Wie gesagt, der Siegeszug des Shar Pei, begleitet von vielen Neidern, begann auch in Deutschland. Mittlerweile hat er seinen Ruf als Statussymbol überwunden, es gibt genügend verantwortungsvolle Züchter in Deutschland. Er hat seinen festen Platz als treuer Begleiter, liebevoller Hausgenosse und echter Partner gefunden. Zur Zeit gibt es in Deutschland jährlich ca. 100 Eintragungen, allerdings wechseln die Züchter immer wieder, und es gibt leider nur eine Handvoll, die sich schon seit Jahren dieser Rasse verschrieben haben, ihr die „ Stange“ halten und sie nicht nur vermehren, sondern sie rassetypisch, wesenstypisch und gesund züchten wollen.

Schauen Sie sich also Ihren Züchter genau an, sparen Sie nicht am falschen Ende, sondern nehmen Sie nur dort einen Welpen, wo Sie auch ein gutes Gefühl haben, dass Sie gut aufgehoben sind. Ihr Hund wird es Ihnen danken und Sie tragen so dazu bei, dass der Shar Pei gesund und typisch bleibt. Nur Sie als Käufer haben die Möglichkeit, die Spreu vom Weizen zu trennen und Massenzüchter dahin zu treiben, wo sie hingehören – irgendwann verschwunden in der Versenkung.spacer_25x15spacer_25x15

Der Shar Pei heute in China

Ich hatte das Glück im Herbst 2000 auf Einladung des chinesischen kynologischen Verbandes zur 2. Internationalen Hundeausstellung als Zuchtrichter eingeladen zu werden. Es war schon ein seltsamer Gedanke, ein Traum wurde wahr, ich werde in China sein, dem Ursprungsland unserer Rasse. Allerdings hatte ich auch ein wenig Angst, enttäuscht zu werden.
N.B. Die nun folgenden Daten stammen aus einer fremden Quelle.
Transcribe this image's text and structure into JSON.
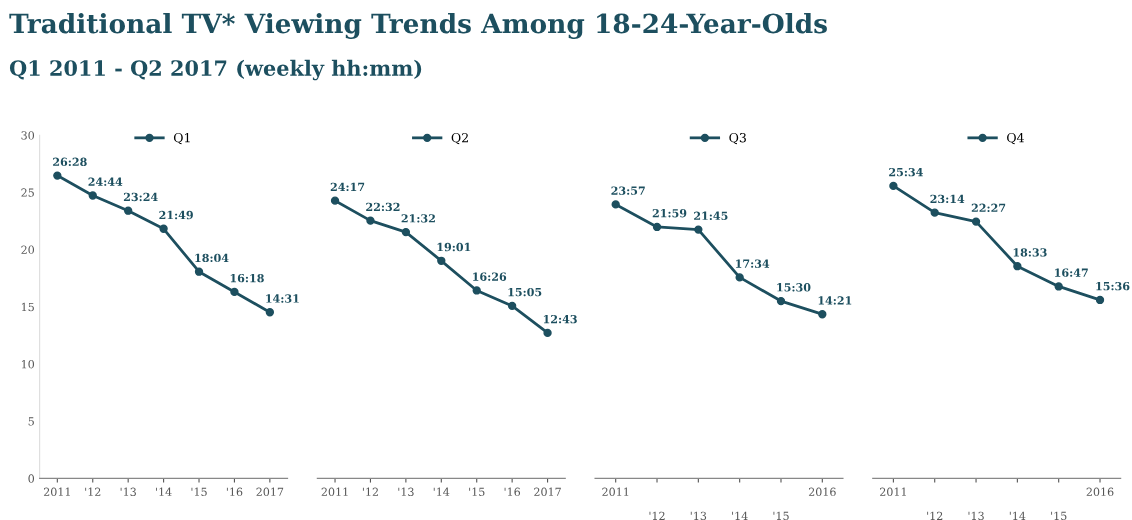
{
  "chart_data": [
    {
      "type": "line",
      "title": "Traditional TV* Viewing Trends Among 18-24-Year-Olds",
      "subtitle": "Q1 2011 - Q2 2017 (weekly hh:mm)",
      "categories": [
        "2011",
        "'12",
        "'13",
        "'14",
        "'15",
        "'16",
        "2017"
      ],
      "series": [
        {
          "name": "Q1",
          "color": "#1d4f5f",
          "values": [
            26.47,
            24.73,
            23.4,
            21.82,
            18.07,
            16.3,
            14.52
          ],
          "value_labels": [
            "26:28",
            "24:44",
            "23:24",
            "21:49",
            "18:04",
            "16:18",
            "14:31"
          ]
        }
      ],
      "ylim": [
        0,
        30
      ],
      "yticks": [
        0,
        5,
        10,
        15,
        20,
        25,
        30
      ],
      "marker": "circle",
      "legend": "top"
    },
    {
      "type": "line",
      "categories": [
        "2011",
        "'12",
        "'13",
        "'14",
        "'15",
        "'16",
        "2017"
      ],
      "series": [
        {
          "name": "Q2",
          "color": "#1d4f5f",
          "values": [
            24.28,
            22.53,
            21.53,
            19.02,
            16.43,
            15.08,
            12.72
          ],
          "value_labels": [
            "24:17",
            "22:32",
            "21:32",
            "19:01",
            "16:26",
            "15:05",
            "12:43"
          ]
        }
      ],
      "ylim": [
        0,
        30
      ],
      "yticks": [
        0,
        5,
        10,
        15,
        20,
        25,
        30
      ],
      "tick_labels": "x",
      "marker": "circle",
      "legend": "top"
    },
    {
      "type": "line",
      "categories": [
        "2011",
        "'12",
        "'13",
        "'14",
        "'15",
        "2016"
      ],
      "series": [
        {
          "name": "Q3",
          "color": "#1d4f5f",
          "values": [
            23.95,
            21.98,
            21.75,
            17.57,
            15.5,
            14.35
          ],
          "value_labels": [
            "23:57",
            "21:59",
            "21:45",
            "17:34",
            "15:30",
            "14:21"
          ]
        }
      ],
      "ylim": [
        0,
        30
      ],
      "yticks": [
        0,
        5,
        10,
        15,
        20,
        25,
        30
      ],
      "tick_labels": "x",
      "marker": "circle",
      "legend": "top"
    },
    {
      "type": "line",
      "categories": [
        "2011",
        "'12",
        "'13",
        "'14",
        "'15",
        "2016"
      ],
      "series": [
        {
          "name": "Q4",
          "color": "#1d4f5f",
          "values": [
            25.57,
            23.23,
            22.45,
            18.55,
            16.78,
            15.6
          ],
          "value_labels": [
            "25:34",
            "23:14",
            "22:27",
            "18:33",
            "16:47",
            "15:36"
          ]
        }
      ],
      "ylim": [
        0,
        30
      ],
      "yticks": [
        0,
        5,
        10,
        15,
        20,
        25,
        30
      ],
      "tick_labels": "x",
      "marker": "circle",
      "legend": "top"
    }
  ]
}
Man hatte zuviel gehört und keiner wusste, ob es in China überhaupt noch Shar Pei gibt und ich überhaupt welche zu sehen bekäme. Und ich muss sagen, ich wurde angenehm überrascht. Ca. 40 Shar Pei sah ich bei meinem Besuch in China, allerdings waren sehr viele Welpen dabei.

Etwas überrascht war ich dann aber doch über das Aussehen, sie sind kleiner und zierlicher als unsere Hunde, ( Fotos können Sie unter „Reich der Mitte„ sehen) sportlicher und nicht so kraftvoll wie unsere Shar Pei. Auch wird die Zucht nicht so stark betrieben, der Shar Pei war immer der Hund der armen Leute und steht aus diesem Grund nicht so im Mittelpunkt der Gesellschaft und des Interesses, wie zum Beispiel der kaiserliche Peking Palasthund. Hoffen wir, dass sich die Züchter in China auch dieser Nationalrassen wieder etwas besinnen und weiterhin an einem Aufbau interessiert sind. Diese schöne Rasse sollte auch im Ursprungsland wieder etwas mehr Beachtung finden. Trotzdem war es für mich als Zuchtrichter und Züchter dieser Rasse hoch interessant, Shar Pei im Ursprungsland zu sehen, ja sie sogar auf der Ausstellung richten zu dürfen.